Partageant avec l’écrivain – dénommé « W » comme les agents doubles – cette conviction que l’écriture devait « être en prise avec la substance vitale » et « créer des brèches dans la manière d’habiter un sujet », il n’en attend ainsi pas moins de celui à qui il confie la tache ardue de rédiger un article fouillé sur le juge Richard J. Goldstone. Signataire du fameux rapport du même nom pour les Nations unies, qui menace l’état hébreu de « crime de guerre » après l’opération Plomb durci lancée en 2008 par l’armée israélienne dans la bande de Gaza, le juge remet soudain en question les conclusions initiales de son rapport, affirmant que s’il avait su à l’époque ce qu’il savait à présent, « le rapport aurait été un document différent ».

Nous sommes alors en 2011. Au-delà de « la guerre à Gaza, des responsabilités de chacun, des états d’âme d’un Juif par rapport aux actes d’Israël », ce revirement tardif du juge retient l’attention de l’éditeur du fait que, outre faire un « bon papier » pour sa revue, il représente surtout à ses yeux une « matière dont il est possible d’extraire des essences« , ce « truc » indicible qui permet de porter, sous la forme d’interrogations difficilement exprimables, un quelconque intérêt à ce qui se passe encore en ce bas monde. Donnant toute liberté à « W » d’évoquer comment « le rapport Goldstone avait pu être instrumentalisé par certains acteurs de la société française », l’écrivain démarre son enquête en « appréhendant l’intériorité du juge à la manière d’un objet de fiction », s’embarquant sur « une voie parallèle » en tirant des ficelles, puis des fils, et enfin – à l’ébahissement de l’éditeur lui-même – la pelote entière d’une toute autre histoire : celle de deux hommes du passé, de deux « fantômes » – Lazar et Gruner – qui ressurgissent de ces couloirs souterrains de la réalité historique que sont souvent ces « poubelles du monde », tel que les qualifie lui-même « W ».

Les faits n’étant jamais le fruit du hasard, l’éditeur a connu les deux individus pour les avoir rencontrer une trentaine d’années plus tôt, tout comme Lazar a lui-même connu Goldstone, tandis que Gruner a connu un autre homme dont il a été proche et qui fut son meilleur ami à Auschwitz durant leur déportation, et que l’on pourrait ici identifier comme le « Troisième Homme » de toute cette histoire qui hypnotise alors « W » au point qu’il semble « n’avoir plus prise » sur elle.
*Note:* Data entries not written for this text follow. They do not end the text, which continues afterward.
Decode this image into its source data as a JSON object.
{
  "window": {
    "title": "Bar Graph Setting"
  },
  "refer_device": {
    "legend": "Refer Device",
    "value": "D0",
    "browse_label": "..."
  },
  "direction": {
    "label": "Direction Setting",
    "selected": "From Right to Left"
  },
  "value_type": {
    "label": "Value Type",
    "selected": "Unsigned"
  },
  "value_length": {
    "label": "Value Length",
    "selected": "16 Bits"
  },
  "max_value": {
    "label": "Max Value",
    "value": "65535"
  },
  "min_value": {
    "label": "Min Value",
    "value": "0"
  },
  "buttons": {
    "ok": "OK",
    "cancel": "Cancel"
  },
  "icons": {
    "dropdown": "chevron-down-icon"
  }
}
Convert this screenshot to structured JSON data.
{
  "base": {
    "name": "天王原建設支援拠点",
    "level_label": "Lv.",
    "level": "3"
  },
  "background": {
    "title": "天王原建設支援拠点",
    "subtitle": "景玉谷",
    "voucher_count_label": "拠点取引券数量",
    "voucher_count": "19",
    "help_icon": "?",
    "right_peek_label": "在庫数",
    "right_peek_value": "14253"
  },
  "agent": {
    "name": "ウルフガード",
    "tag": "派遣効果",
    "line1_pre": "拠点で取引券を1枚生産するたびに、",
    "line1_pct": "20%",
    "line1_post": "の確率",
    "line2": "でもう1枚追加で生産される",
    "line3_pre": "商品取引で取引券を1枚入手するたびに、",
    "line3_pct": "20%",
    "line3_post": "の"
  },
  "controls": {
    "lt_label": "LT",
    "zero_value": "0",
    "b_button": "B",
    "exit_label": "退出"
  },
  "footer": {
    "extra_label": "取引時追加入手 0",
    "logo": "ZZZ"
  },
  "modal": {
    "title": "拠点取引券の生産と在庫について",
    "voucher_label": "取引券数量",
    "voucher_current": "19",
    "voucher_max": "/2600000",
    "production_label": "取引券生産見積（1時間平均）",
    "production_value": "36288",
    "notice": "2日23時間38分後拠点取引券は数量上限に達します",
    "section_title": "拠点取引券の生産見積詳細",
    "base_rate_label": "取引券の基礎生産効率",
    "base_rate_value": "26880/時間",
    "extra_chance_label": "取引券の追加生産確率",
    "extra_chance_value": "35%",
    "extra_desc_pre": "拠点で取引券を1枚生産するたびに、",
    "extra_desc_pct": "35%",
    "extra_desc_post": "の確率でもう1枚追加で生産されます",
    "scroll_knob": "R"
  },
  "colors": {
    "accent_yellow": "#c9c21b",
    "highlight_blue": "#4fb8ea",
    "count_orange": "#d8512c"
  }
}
Ce troisième homme en question, devenu célèbre grâce au livre qu’il écrivît sur la Shoah et qui le consacrât comme un écrivain comparable à Soljenitsyne, n’est pourtant pas l’homme que semble avoir si bien connu Gruner lorsqu’il le retrouve des années plus tard, colportant alors la folle rumeur que cet auteur mondialement connu n’a pas vécu ce qu’il affirme car il n’est simplement pas celui qu’il prétend être, alléguant ainsi que celui-ci a simplement usurpé l’identité de son ami, sans doute le véritable auteur de ce récit si célèbre de la Shoah.

C’est évidemment une rumeur problématique, très problématique, et c’est parce qu’elle est problématique qu’elle fascine sans doute « W », tout comme Olivier Benyahya pour qui elle est devenue cette « structure narrative globale », cette bête se nourrissant d’elle-même dont il a réussi à proposer, avec Frontières, un ouvrage dense, intense, presque foudroyant dans sa conception, porté par un souffle de liberté total et un désir de vie hors du commun, à la manière où « W », ce double parfait, brûlant de ce « désir d’échapper » toujours, est lui-même entièrement animé par « l’idée de renaissance ». En effet, sa lecture procure l’étrange sensation de traverser une nouvelle dimension de la réalité à l’instar de l’un de ces étonnants livres évoqués par l’éditeur :

Des personnages apparaissaient de manière abrupte, puis ils disparaissaient. Des personnages dont l’importance semblait pourtant première dans la chronologie. Et l’exposé de cette chronologie, la narration, faisant fi d’un principe de vraisemblance systématique, semblait elle-même embrasser une temporalité autre.

Texte © Caroline Hoctan – Illustrations © DR
Ce compte rendu a fait l’objet d’une première publication sur le site du magazine Transfuge (mars 2020).